By Brendan O’Brien
MINNEAPOLIS (Reuters) – At a little past midnight on Saturday as smoke billowed and flames rose from the tops of a nearby bank and a post office building, Minneapolis grocery store owner Mohammad Abdi knew he had a critical business decision to make.
Either go out into the street and confront the dangerous vandals and looters who were preparing to torch his Tawakal Halal Grocery or standby and watch them destroy his livelihood.
“I told them this is my business, this is my building, please don’t do it,” he said late on Saturday morning, pointing to the alcove in the front of his building where footprints remained from the looters, who were armed with accelerant.
“I didn’t yell, I stayed calm. I told them that I didn’t do anything to them. And they left,” he added.
The 35-year-old Somali man stayed awake through the night and into the morning to watch over the grocery and A & D Food Market, another grocery he owns across the street in Minneapolis’ Lyndale neighborhood, on the city’s southwest side.
Minneapolis has the largest Somali community in the United States.
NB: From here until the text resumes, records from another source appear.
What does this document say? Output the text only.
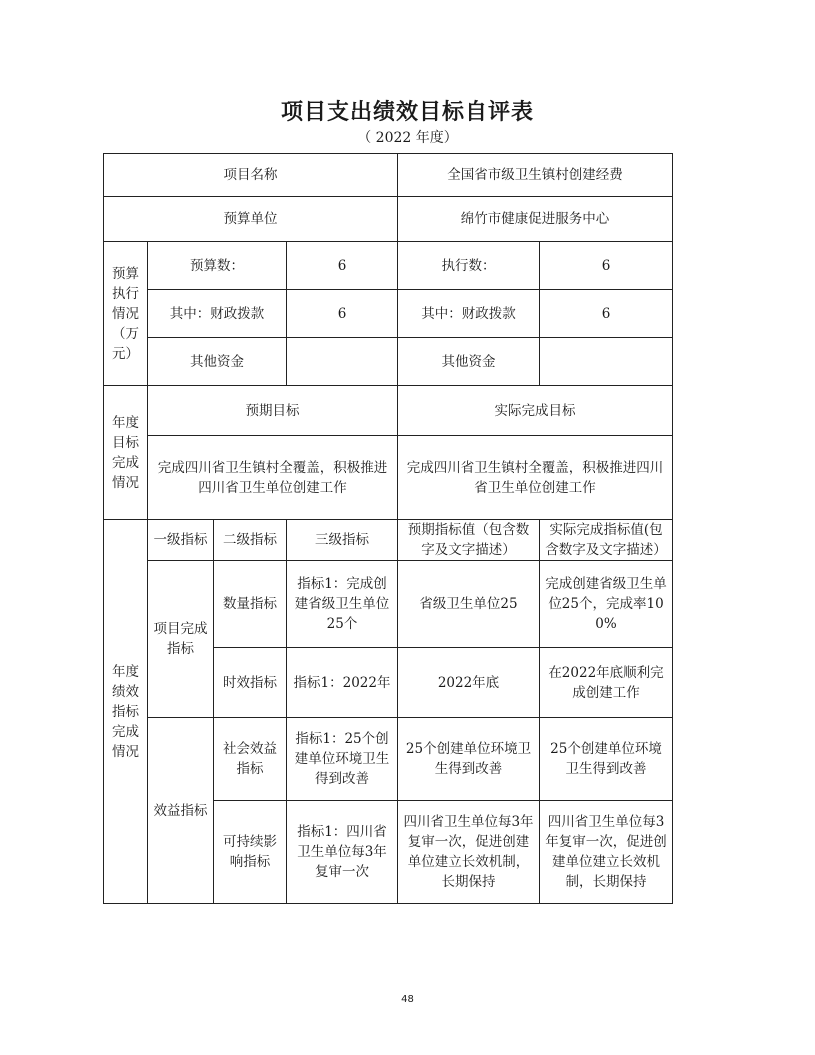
项目支出绩效目标自评表
（ 2022 年度）
项目名称				全国省市级卫生镇村创建经费	
预算单位				绵竹市健康促进服务中心	
预算执行情况（万元）	预算数：		6	执行数：	6
	其中：财政拨款		6	其中：财政拨款	6
	其他资金			其他资金	
年度目标完成情况	预期目标			实际完成目标	
	完成四川省卫生镇村全覆盖，积极推进四川省卫生单位创建工作			完成四川省卫生镇村全覆盖，积极推进四川省卫生单位创建工作	
年度绩效指标完成情况	一级指标	二级指标	三级指标	预期指标值（包含数字及文字描述）	实际完成指标值(包含数字及文字描述）
	项目完成指标	数量指标	指标1：完成创建省级卫生单位25个	省级卫生单位25	完成创建省级卫生单位25个，完成率100%
		时效指标	指标1：2022年	2022年底	在2022年底顺利完成创建工作
	效益指标	社会效益指标	指标1：25个创建单位环境卫生得到改善	25个创建单位环境卫生得到改善	25个创建单位环境卫生得到改善
		可持续影响指标	指标1：四川省卫生单位每3年复审一次	四川省卫生单位每3年复审一次，促进创建单位建立长效机制，长期保持	四川省卫生单位每3年复审一次，促进创建单位建立长效机制，长期保持
48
Abdi said his businesses remained intact thanks to a group of two dozen friends and customers who also stood watch all night and shooed off groups off vandals.
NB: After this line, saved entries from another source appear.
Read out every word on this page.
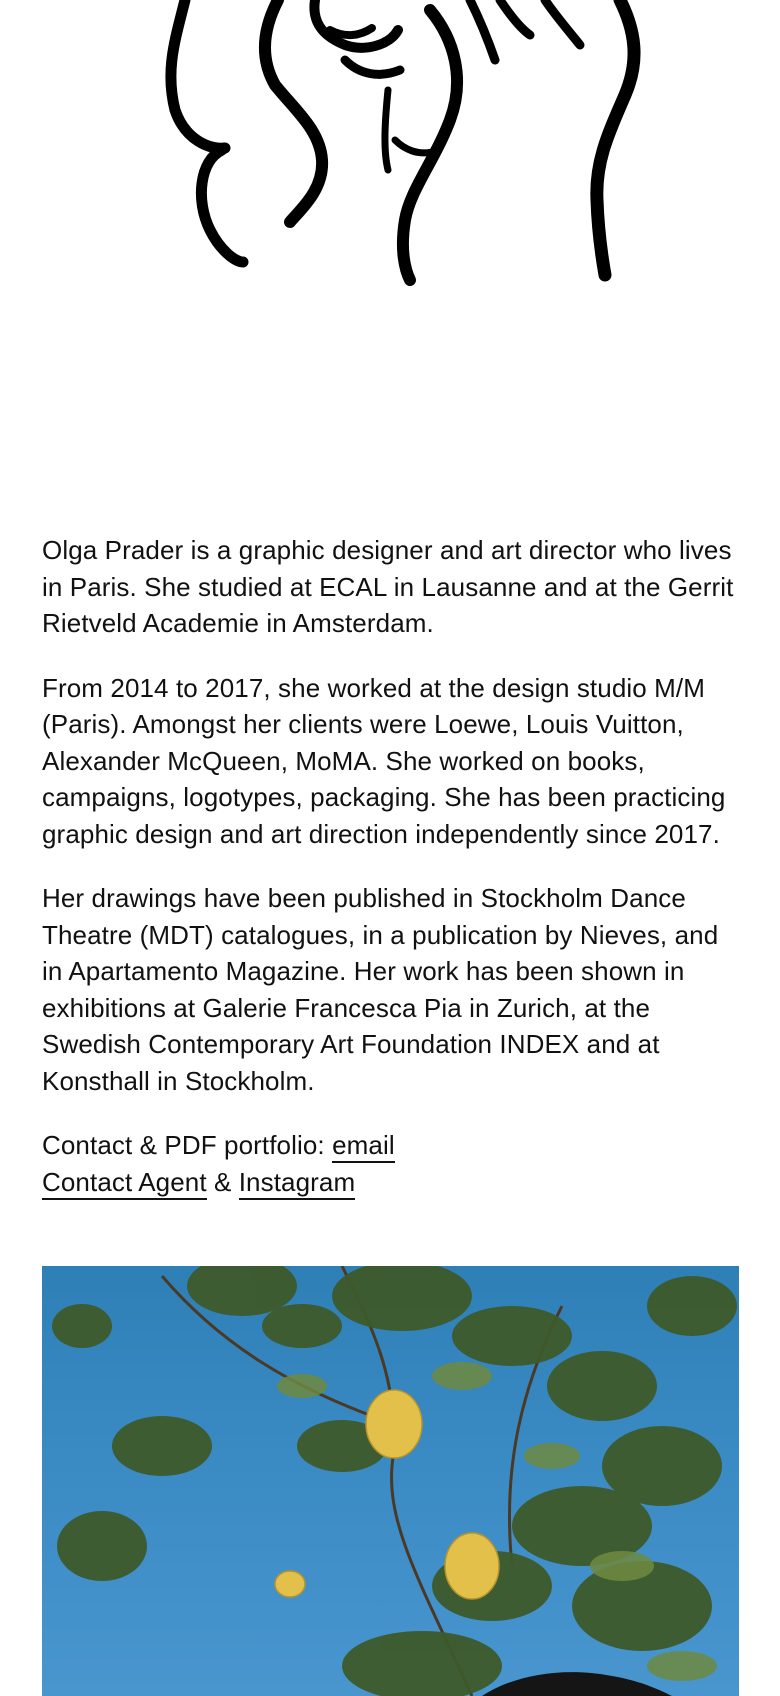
Olga Prader is a graphic designer and art director who lives in Paris. She studied at ECAL in Lausanne and at the Gerrit Rietveld Academie in Amsterdam.

From 2014 to 2017, she worked at the design studio M/M (Paris). Amongst her clients were Loewe, Louis Vuitton, Alexander McQueen, MoMA. She worked on books, campaigns, logotypes, packaging. She has been practicing graphic design and art direction independently since 2017.

Her drawings have been published in Stockholm Dance Theatre (MDT) catalogues, in a publication by Nieves, and in Apartamento Magazine. Her work has been shown in exhibitions at Galerie Francesca Pia in Zurich, at the Swedish Contemporary Art Foundation INDEX and at Konsthall in Stockholm.

Contact & PDF portfolio: email
Contact Agent & Instagram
It is a testament, he said, to the tightly knit community of residents from his native east African nation.
“I was really happy with my community in the way it helped me out,” he said. “They love me and trust me.”
Peaceful protests have unraveled into nightly riots in this Midwestern city following a bystander video on Monday showing a white Minneapolis police officer pinning his knee into the neck of an unarmed black man who later died.
The death of the man, George Floyd, has sparked outrage and violent protests in other U.S. cities, including New York and Atlanta even after the officer, Derek Chauvin, was fired and on Friday arrested and charged with murder and manslaughter.
Throughout the day on Saturday, teams of community members and business owners somberly swept up broken glass and debris as they surveyed blocks of damaged and destroyed businesses.
Volunteers also prepared for another night of violence by putting up boards on exposed windows on Abdi’s stores and other businesses in the neighborhood.
“I can do nothing, but everything else is something. I have four kids so I have a lot of excuses. But I can’t, this is my city,” said Lynn Fields, who lived in Minneapolis before moving to St. Paul, a city 10 miles (16 km) to the east, as she helped board up Tawakal Halal Grocery late on Saturday afternoon.
In addition to a U.S. Post Office and a Wells Fargo bank branch, several other nearby businesses were destroyed by fire over the last few nights of riots, including a convenience store and a Walgreen’s drug store.
“It’s heartbreaking, just heartbreaking. We are on our own to protect our businesses. We don’t have a choice,” said Robleh Jama, 40, who works at Al-hussein Perfumes, a store next to Tawakal Halal Grocery.
“They came to destroy,” the 40-year-old from Somalia said.
Abdi said that a “black owned” business sign in his front window did not help stop the violent protesters, neither did police officers who focused on clearing the streets of violent protesters rather than protecting local businesses.
“What I saw was really worse than what I saw in Somalia,” said Abdi, who fled his native war-torn country in 2004. “It was really, really sad. Wow! Just wow!”